UHV News

UHV News

Learning through volunteer work

UHV students Alyssa Sauceda, a freshman from Victoria, left; Giovanni Gonzalez, a freshman from Brownsville, center; and Israel Sauceda, a dual credit homeschool student from Victoria; pose for a photo Monday while directing traffic during the Golden Crescent Habitat for Humanity's Myra Lane Block Party event.
UHV students Alyssa Sauceda, a freshman from Victoria, left; Giovanni Gonzalez, a freshman from Brownsville, center; and Israel Sauceda, a dual credit homeschool student from Victoria; pose for a photo Monday while directing traffic during the Golden Crescent Habitat for Humanity's Myra Lane Block Party event. The students were part of a UHV English class that volunteered for the event as part of a class learning activity.

Students in a University of Houston-Victoria English class had the opportunity to learn how people’s stories have a powerful impact on their community on Monday when the students volunteered for a Habitat for Humanity event.

As part of World Habitat Day, the Golden Crescent Habitat for Humanity hosted a block party in the Koinonia community on Myra Lane Tuesday evening to celebrate with the homeowners, donors and volunteers who helped make the neighborhood a reality. During the event, 15 UHV students volunteered in various roles including helping to set up, tear down, direct traffic and hand out water and soda to attendees.

Kyoko Amano
Kyoko Amano

“The Golden Crescent Habitat for Humanity does such great things for our community, and we are proud to support their mission while giving our students a chance to learn about others,” said Kyoko Amano, dean of the UHV College of Liberal Arts & Social Sciences. “UHV is part of the community, and we are proud to offer our students an opportunity to learn outside the classroom and make an impact on their community.”

Nadya Pittendrigh, a UHV associate professor and director of English, encouraged students in her “Composition I” freshman writing course to learn about the positive impact of stories by listening to the stories of others. Earlier in the semester, she worked with Ada Hooker, Golden Crescent Habitat for Humanity advancement director, to show students examples of how people’s stories can impact an audience.

Nadya Pittendrigh
Nadya Pittendrigh

“Our goal was to teach students to be aware of their audience as well as themselves and see how telling a story can invoke feelings in others,” Pittendrigh said. “To do that, we introduced the students to some of the residents of the neighborhood, and the students took notes as they shared their stories of struggling to find a home and how Habitat changed their lives.”

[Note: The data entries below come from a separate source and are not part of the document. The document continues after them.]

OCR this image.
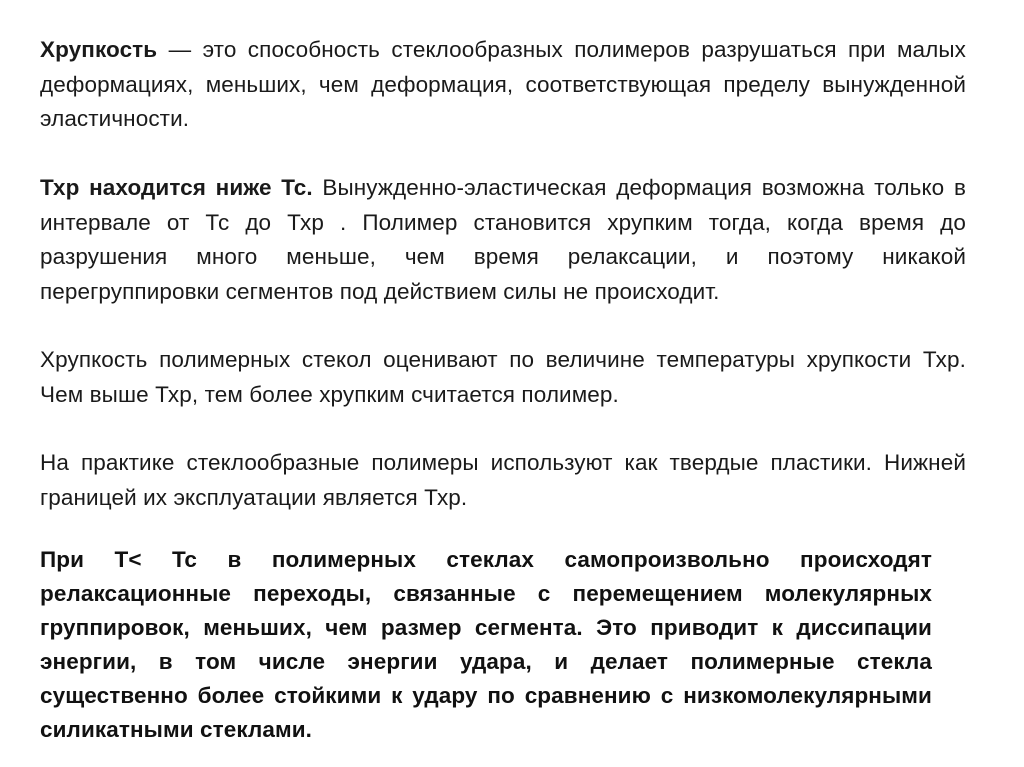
Хрупкость — это способность стеклообразных полимеров разрушаться при малых деформациях, меньших, чем деформация, соответствующая пределу вынужденной эластичности.

Тхр находится ниже Тс. Вынужденно-эластическая деформация возможна только в интервале от Тс до Тхр . Полимер становится хрупким тогда, когда время до разрушения много меньше, чем время релаксации, и поэтому никакой перегруппировки сегментов под действием силы не происходит.

Хрупкость полимерных стекол оценивают по величине температуры хрупкости Тхр. Чем выше Тхр, тем более хрупким считается полимер.

На практике стеклообразные полимеры используют как твердые пластики. Нижней границей их эксплуатации является Тхр.

При Т< Тс в полимерных стеклах самопроизвольно происходят релаксационные переходы, связанные с перемещением молекулярных группировок, меньших, чем размер сегмента. Это приводит к диссипации энергии, в том числе энергии удара, и делает полимерные стекла существенно более стойкими к удару по сравнению с низкомолекулярными силикатными стеклами.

Pittendrigh plans to have the students use their experiences from volunteering and what they learned from the neighborhood residents in future writing assignments. She also plans to have the students share their own stories through a “Your Story Matters” assignment.

For UHV freshman Alyssa Sauceda of Victoria, the block party was a good chance to see more of the community that she had learned about in her class and be part of a positive outreach event. During the party, she volunteered in several roles, including directing traffic, setting up, playing kickball and basketball, and even wearing a blue house mascot outfit.

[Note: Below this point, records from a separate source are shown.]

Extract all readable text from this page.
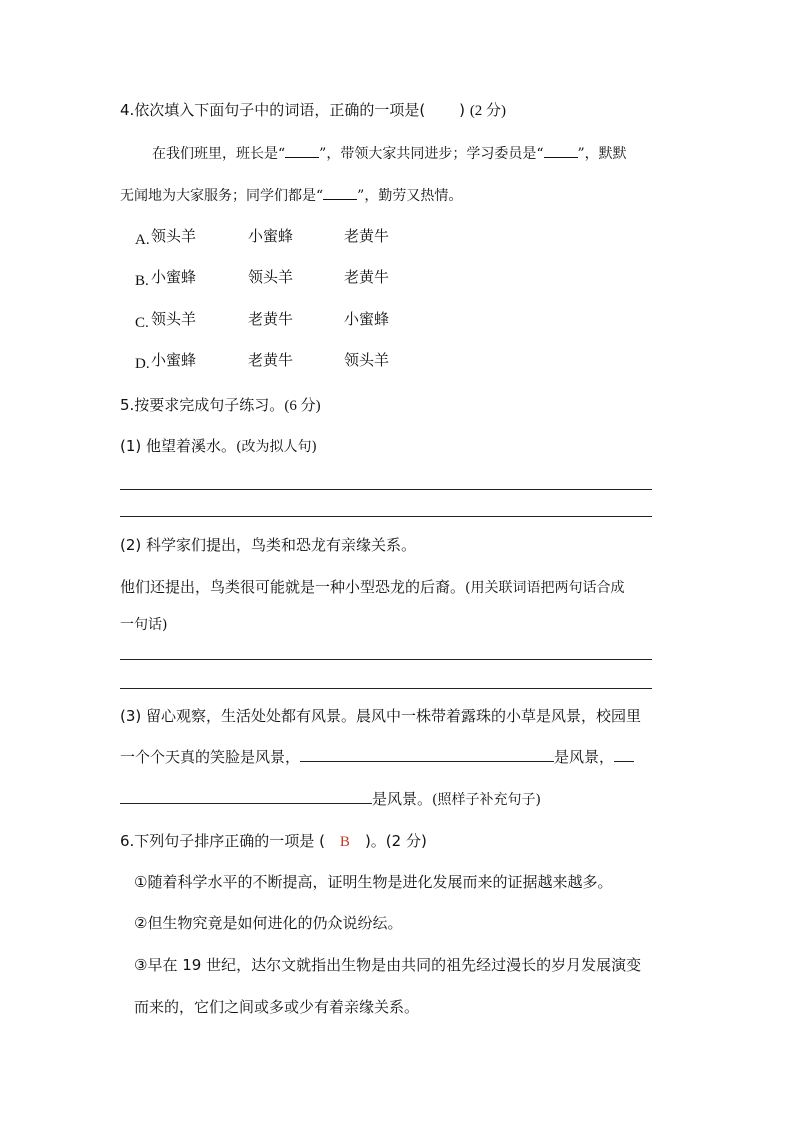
4.依次填入下面句子中的词语，正确的一项是( ) (2 分)
在我们班里，班长是“ ”，带领大家共同进步；学习委员是“ ”，默默
无闻地为大家服务；同学们都是“ ”，勤劳又热情。
A. 领头羊	小蜜蜂	老黄牛
B. 小蜜蜂	领头羊	老黄牛
C. 领头羊	老黄牛	小蜜蜂
D. 小蜜蜂	老黄牛	领头羊
5.按要求完成句子练习。(6 分)
(1) 他望着溪水。(改为拟人句)
(2) 科学家们提出，鸟类和恐龙有亲缘关系。
他们还提出，鸟类很可能就是一种小型恐龙的后裔。(用关联词语把两句话合成
一句话)
(3) 留心观察，生活处处都有风景。晨风中一株带着露珠的小草是风景，校园里
一个个天真的笑脸是风景，	是风景，
是风景。(照样子补充句子)
6.下列句子排序正确的一项是 ( B )。(2 分)
①随着科学水平的不断提高，证明生物是进化发展而来的证据越来越多。
②但生物究竟是如何进化的仍众说纷纭。
③早在 19 世纪，达尔文就指出生物是由共同的祖先经过漫长的岁月发展演变
而来的，它们之间或多或少有着亲缘关系。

“In a world full of hate, change and misery, it’s good to know there’s an organization that builds communities and offers hope and a future for people,” she said. “It shows us how important it is to support people and not look down on them because of their circumstances. And it helps us to see how stories are a kind of art in themselves. People and their stories are full of trauma, history and love that creates a kind of living art.”

Giovanni Gonzalez, a UHV freshman from Brownsville, was surprised and amazed by the way Habitat brought people together to build their own community and homes.

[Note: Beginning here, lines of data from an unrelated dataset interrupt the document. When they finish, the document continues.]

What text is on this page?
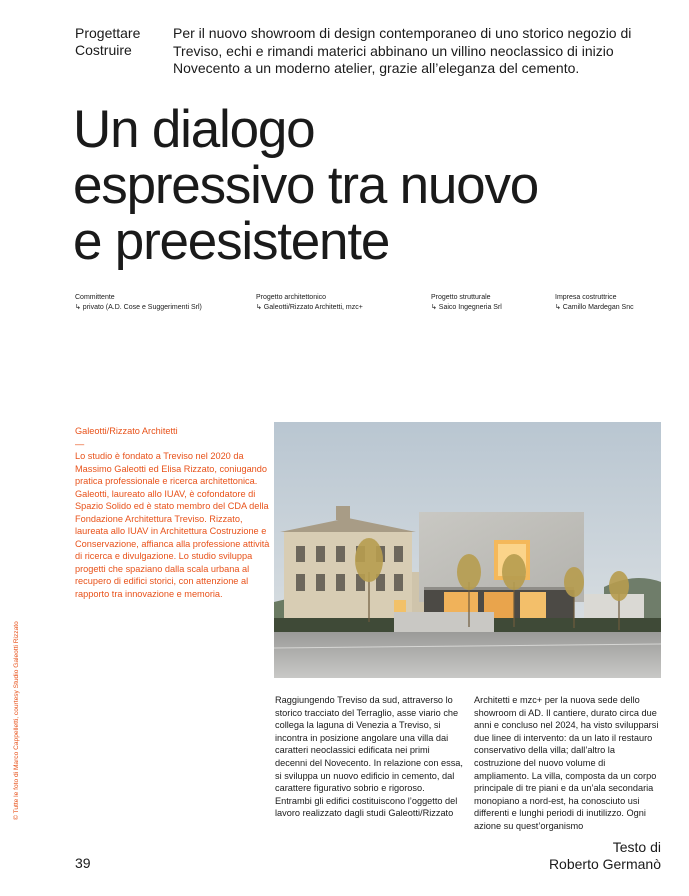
Progettare
Costruire
Per il nuovo showroom di design contemporaneo di uno storico negozio di Treviso, echi e rimandi materici abbinano un villino neoclassico di inizio Novecento a un moderno atelier, grazie all’eleganza del cemento.
Un dialogo
espressivo tra nuovo
e preesistente
Committente
↳ privato (A.D. Cose e Suggerimenti Srl)
Progetto architettonico
↳ Galeotti/Rizzato Architetti, mzc+
Progetto strutturale
↳ Saico Ingegneria Srl
Impresa costruttrice
↳ Camillo Mardegan Snc
Galeotti/Rizzato Architetti
—
Lo studio è fondato a Treviso nel 2020 da Massimo Galeotti ed Elisa Rizzato, coniugando pratica professionale e ricerca architettonica. Galeotti, laureato allo IUAV, è cofondatore di Spazio Solido ed è stato membro del CDA della Fondazione Architettura Treviso. Rizzato, laureata allo IUAV in Architettura Costruzione e Conservazione, affianca alla professione attività di ricerca e divulgazione. Lo studio sviluppa progetti che spaziano dalla scala urbana al recupero di edifici storici, con attenzione al rapporto tra innovazione e memoria.
© Tutte le foto di Marco Cappelletti, courtesy Studio Galeotti Rizzato	Raggiungendo Treviso da sud, attraverso lo storico tracciato del Terraglio, asse viario che collega la laguna di Venezia a Treviso, si incontra in posizione angolare una villa dai caratteri neoclassici edificata nei primi decenni del Novecento. In relazione con essa, si sviluppa un nuovo edificio in cemento, dal carattere figurativo sobrio e rigoroso. Entrambi gli edifici costituiscono l’oggetto del lavoro realizzato dagli studi Galeotti/Rizzato
Architetti e mzc+ per la nuova sede dello showroom di AD. Il cantiere, durato circa due anni e concluso nel 2024, ha visto svilupparsi due linee di intervento: da un lato il restauro conservativo della villa; dall’altro la costruzione del nuovo volume di ampliamento. La villa, composta da un corpo principale di tre piani e da un’ala secondaria monopiano a nord-est, ha conosciuto usi differenti e lunghi periodi di inutilizzo. Ogni azione su quest’organismo
39
Testo di
Roberto Germanò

“Where I come from, there are a lot of homeless people, but I haven’t seen a program like this that helps people build their own home,” he said. “It’s incredible to listen to all of these stories of how they got here and everything they overcame.”

The University of Houston-Victoria, located in the heart of the Coastal Bend region since 1973 in Victoria, Texas, offers courses leading to more than 50 academic programs in the schools of Arts & Sciences; Business Administration; and Education, Health Professions & Human Development. UHV provides face-to-face classes at its Victoria campus, as well as an instructional site in Katy, Texas, and online classes that students can take from anywhere. UHV supports the American Association of State Colleges and Universities Opportunities for All initiative to increase awareness about state colleges and universities and the important role they have in providing a high-quality and accessible education to an increasingly diverse student population, as well as contributing to regional and state economic development.